Project Standard is a member of the Microsoft Office System, so much of what you see in Project is similar to what you see in Word, Excel, and Access. For example, Project’s menu bar and toolbars are similar in organization, if not in content, to other Office applications.
In this exercise, you’ll start Project Standard, create a file based on a template (a file containing some initial data that you can use as a starting point for a new project plan), and see the major areas of the default Project interface.
On the Windows taskbar, click the Start button.
The Start menu appears.
On the Start menu, point to All Programs (in Microsoft Windows XP) or Programs (in previous versions of Windows), point to Microsoft Office, and then click Microsoft Office Project 2003.
Project Standard appears. Your screen should look similar to the following illustration:
Depending on the screen resolution you have set on your computer and which toolbar buttons you use most often, it’s possible that not every button on every toolbar will appear on your Project toolbars. If a button mentioned in this book doesn’t appear on a toolbar, click the Toolbar Options down arrow on that toolbar to display the rest of the available buttons.
If you’ve used Office applications, or if you’re upgrading from a previous version of Project, you’ll be familiar with many of the major interface elements in the Project window. Let’s walk through them:
The main menu bar enables you to give instructions to Project.
Toolbars provide quick access to the most common tasks; most toolbar buttons correspond to a menu bar command. Like other Office applications, Project customizes the menus and toolbars for you, based on how frequently you use specific commands or toolbar buttons. The most frequently used commands and buttons will remain visible on the menus and toolbars, whereas the commands and buttons you don’t use will be temporarily hidden.
The project plan window contains a view of the active project plan. (We’ll refer to the types of documents Project works with as project plans, not documents or schedules.) The name of the active view appears on the left edge of the view—in this case, the Gantt Chart view is displayed.

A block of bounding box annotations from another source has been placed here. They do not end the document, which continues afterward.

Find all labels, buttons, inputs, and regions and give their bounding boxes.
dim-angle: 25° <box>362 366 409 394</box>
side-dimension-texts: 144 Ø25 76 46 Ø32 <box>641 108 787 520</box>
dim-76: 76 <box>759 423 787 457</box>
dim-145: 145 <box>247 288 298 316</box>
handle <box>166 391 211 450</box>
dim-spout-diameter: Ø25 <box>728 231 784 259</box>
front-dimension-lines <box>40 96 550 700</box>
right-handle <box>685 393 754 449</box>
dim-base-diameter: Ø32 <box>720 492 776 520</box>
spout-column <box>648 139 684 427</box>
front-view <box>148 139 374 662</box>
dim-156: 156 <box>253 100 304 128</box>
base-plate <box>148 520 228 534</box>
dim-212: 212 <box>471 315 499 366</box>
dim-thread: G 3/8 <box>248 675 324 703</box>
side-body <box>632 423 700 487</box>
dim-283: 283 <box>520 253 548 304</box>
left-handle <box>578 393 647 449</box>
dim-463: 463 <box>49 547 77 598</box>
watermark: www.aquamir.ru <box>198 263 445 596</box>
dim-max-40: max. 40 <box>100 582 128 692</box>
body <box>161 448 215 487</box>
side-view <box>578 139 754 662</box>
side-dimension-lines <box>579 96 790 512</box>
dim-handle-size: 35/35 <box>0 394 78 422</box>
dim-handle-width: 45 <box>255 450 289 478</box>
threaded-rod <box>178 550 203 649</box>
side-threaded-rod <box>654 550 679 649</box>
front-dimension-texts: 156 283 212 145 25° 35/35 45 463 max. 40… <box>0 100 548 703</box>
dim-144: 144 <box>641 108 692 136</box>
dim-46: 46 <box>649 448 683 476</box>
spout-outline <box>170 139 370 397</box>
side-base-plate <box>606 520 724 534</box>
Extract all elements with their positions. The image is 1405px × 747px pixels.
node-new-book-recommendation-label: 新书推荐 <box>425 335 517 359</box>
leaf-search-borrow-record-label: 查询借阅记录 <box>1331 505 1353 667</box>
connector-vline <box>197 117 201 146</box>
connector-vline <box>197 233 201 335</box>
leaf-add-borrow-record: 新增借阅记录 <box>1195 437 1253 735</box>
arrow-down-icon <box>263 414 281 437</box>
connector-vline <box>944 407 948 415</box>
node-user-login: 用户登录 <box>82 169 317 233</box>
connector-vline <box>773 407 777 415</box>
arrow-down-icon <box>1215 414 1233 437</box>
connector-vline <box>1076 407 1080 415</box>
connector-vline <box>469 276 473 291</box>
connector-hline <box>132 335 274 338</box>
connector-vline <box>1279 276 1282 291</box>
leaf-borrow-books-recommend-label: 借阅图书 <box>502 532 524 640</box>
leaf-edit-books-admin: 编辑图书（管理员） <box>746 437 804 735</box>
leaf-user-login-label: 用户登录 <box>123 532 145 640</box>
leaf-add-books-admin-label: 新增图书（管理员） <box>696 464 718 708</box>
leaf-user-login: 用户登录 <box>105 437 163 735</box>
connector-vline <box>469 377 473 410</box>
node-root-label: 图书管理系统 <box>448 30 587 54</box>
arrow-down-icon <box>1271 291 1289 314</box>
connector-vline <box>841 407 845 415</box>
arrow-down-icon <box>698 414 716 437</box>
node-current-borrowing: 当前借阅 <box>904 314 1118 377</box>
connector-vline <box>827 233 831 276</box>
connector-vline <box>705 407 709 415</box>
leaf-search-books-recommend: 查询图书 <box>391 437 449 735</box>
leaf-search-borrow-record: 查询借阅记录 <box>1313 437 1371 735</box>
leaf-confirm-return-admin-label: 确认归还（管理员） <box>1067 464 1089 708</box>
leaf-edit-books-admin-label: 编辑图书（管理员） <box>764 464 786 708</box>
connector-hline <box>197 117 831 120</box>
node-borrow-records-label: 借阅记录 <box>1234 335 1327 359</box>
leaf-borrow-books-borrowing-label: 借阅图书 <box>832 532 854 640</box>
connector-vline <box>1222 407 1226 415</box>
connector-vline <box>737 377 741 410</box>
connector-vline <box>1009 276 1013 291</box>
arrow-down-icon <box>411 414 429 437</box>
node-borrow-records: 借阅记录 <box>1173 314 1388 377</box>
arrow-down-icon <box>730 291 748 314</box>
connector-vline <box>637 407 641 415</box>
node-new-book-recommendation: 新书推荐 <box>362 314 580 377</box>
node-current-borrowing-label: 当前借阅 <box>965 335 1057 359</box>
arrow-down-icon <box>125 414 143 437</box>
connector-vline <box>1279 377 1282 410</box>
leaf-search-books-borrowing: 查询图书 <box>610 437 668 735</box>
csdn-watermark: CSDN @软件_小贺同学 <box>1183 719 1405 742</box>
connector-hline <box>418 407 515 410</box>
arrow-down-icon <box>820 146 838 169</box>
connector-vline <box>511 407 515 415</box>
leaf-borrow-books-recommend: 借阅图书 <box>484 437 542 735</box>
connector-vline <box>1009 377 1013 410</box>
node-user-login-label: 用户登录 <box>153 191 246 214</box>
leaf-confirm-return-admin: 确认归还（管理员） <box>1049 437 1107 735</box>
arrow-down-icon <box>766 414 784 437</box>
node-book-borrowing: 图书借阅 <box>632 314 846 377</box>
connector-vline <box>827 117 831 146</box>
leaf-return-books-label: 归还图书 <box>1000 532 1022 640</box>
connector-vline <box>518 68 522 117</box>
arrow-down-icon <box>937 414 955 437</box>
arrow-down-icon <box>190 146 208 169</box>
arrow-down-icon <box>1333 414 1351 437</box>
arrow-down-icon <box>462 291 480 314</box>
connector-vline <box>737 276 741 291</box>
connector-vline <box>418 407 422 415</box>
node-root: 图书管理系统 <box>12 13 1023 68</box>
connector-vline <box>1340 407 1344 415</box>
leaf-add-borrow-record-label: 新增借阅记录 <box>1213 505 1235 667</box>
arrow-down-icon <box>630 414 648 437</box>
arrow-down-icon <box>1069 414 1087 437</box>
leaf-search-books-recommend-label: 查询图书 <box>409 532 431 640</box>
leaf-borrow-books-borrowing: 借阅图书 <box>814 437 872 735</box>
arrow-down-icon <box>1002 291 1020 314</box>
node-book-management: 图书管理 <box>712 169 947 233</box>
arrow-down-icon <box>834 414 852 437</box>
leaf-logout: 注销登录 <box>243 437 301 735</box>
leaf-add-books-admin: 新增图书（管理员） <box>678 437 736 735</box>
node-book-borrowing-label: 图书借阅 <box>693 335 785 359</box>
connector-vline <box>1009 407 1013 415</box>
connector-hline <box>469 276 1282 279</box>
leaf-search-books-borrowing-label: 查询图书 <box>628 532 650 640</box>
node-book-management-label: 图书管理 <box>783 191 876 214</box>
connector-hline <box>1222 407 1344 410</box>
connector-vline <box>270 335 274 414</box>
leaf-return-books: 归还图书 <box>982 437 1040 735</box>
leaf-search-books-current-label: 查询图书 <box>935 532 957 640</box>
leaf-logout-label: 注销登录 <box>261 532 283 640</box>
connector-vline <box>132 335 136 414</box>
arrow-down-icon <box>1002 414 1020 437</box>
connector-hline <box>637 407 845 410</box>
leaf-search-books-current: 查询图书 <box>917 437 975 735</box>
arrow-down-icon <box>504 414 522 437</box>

New in Office 2003 The box labeled Type a question for help enables you to quickly search Project’s Help for instructions on performing common activities in Project. Just type in a question and press [Enter]. Throughout this book we’ll suggest questions you can enter into this box to learn more about specific features. If your computer is connected to the Internet, your search query will go to assistance content on Office Online (part of the Microsoft Web site), and the results displayed will reflect the most up-to-date content available from Microsoft. If your computer is not connected to the Internet, the search results will be limited to the Help installed with Project.
The Getting Started task pane in Project is similar to the task panes you might see in other Office applications. It is a convenient list of recently opened files as well as another means of creating new files. In addition to this task pane, Project includes the Project Guide, which is discussed below.
Next you will view the templates included with Project and create a project plan based on one of them.
In the Getting Started task pane, click Create a new project.
The New Project task pane replaces the Getting Started task pane.
In the New Project task pane, under Template, click On my computer.
The Templates dialog box appears.
Click the Project Templates tab.
Your screen should look similar to the following illustration:
Click New Business (you may need to scroll down in the list of Project Templates to see it), and then click OK.
Depending on how Project was installed on your computer, the templates included with Project might not be installed at this point. This “install on first use” setting is one of the setup choices for optional components included with Project. If you have never seen the templates included with Project before, spend some time browsing through them. You might find one that matches an upcoming project for which you’d like to develop a full plan. Starting with a predefined template can save you a lot of effort.
Project creates a project plan based on the New Business template, closes the New Project task pane, and displays the Tasks activity list in the Project Guide. Your screen should look similar to the following illustration:
The Project Guide is a wizard-like interface you can use when creating or fine-tuning a project plan. In later chapters you will use the Project Guide to perform many common activities relating to tasks, resources, and assignments. You can view all activities in the Project Guide through the Project Guide toolbar. This toolbar is divided into the most common subject areas of Project (Tasks, Resources, Track, and Report).
For the next few exercises in this chapter, you will use the sample data provided by the template to identify the major parts of the Project interface.